Olivier Zuchuat s’est posé les bonnes questions. « Comment réinscrire dans un paysage d’une telle beauté la violence des faits qui se sont déroulés sur l’île ? » En fait la beauté éternelle du paysage grec ne fait que renforcer la puissance de son propos. Son film est un modèle de sobriété et de justesse.

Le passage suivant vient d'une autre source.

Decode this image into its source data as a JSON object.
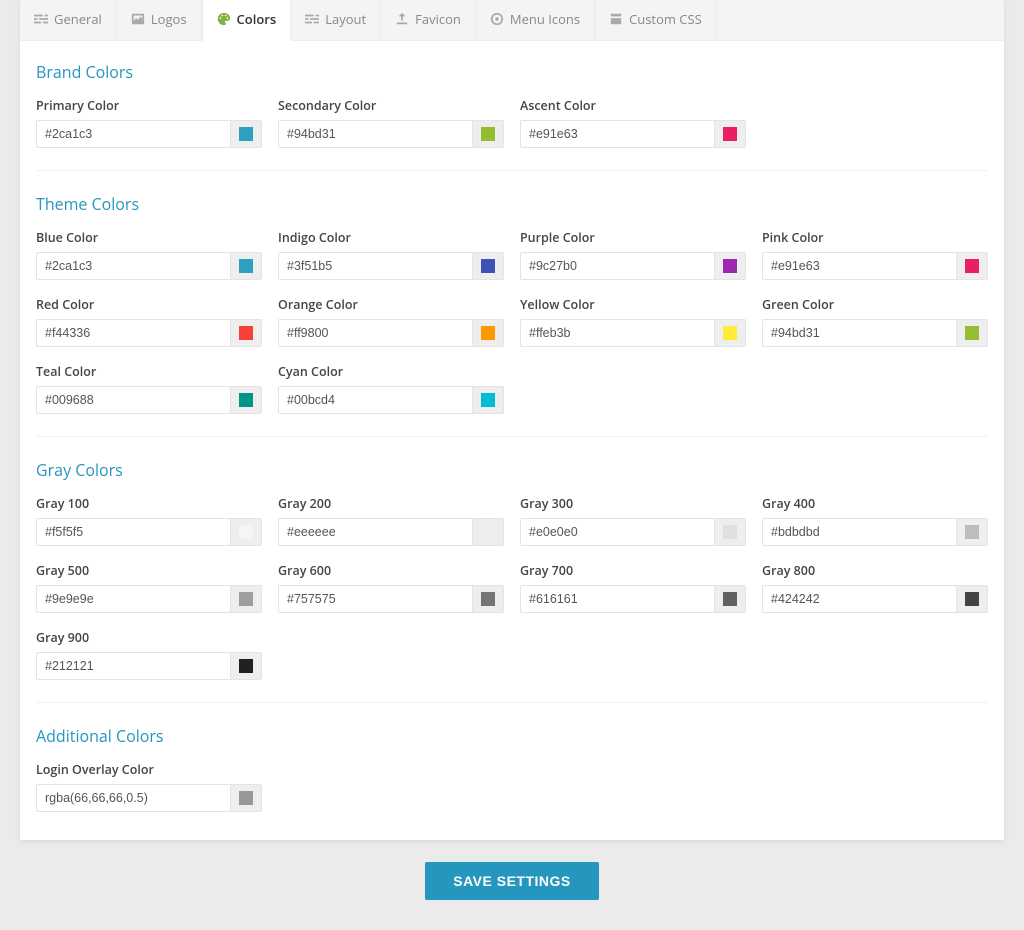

Le camp de Makronissos a finalement fermé à la fin des années 50 mais le régime des colonels a repris la tradition et converti d’autres îles à la même fonction. Aujourd’hui, l’île est abandonnée… Au début de 2013, signale le cinéaste, des membres de l’Aube Dorée, le parti néo-nazi grec, ont proposé sur une page facebook de rouvrir les camps de Makronissos pour y placer « toute la gauche grecque »… Sans commentaire.

La forêt comme un conte

« J’aimerais préserver l’altérité des arbres
comme l’une des plus précieuses ressources
parmi celles qui nous aident à vivre,
dans un monde submergé par l’humain. »
Francis Hallé

Il était une forêt : Voici un film né d’une passion communicative, celle du botaniste Francis Hallé pour les forêts. Ayant lu son beau livre Plaidoyer pour l’arbre (Actes Sud, 2005) – dans le cadre d’une recherche sur laquelle je reviendrai un jour – j’étais très curieuse de voir le résultat. C’est une grande réussite !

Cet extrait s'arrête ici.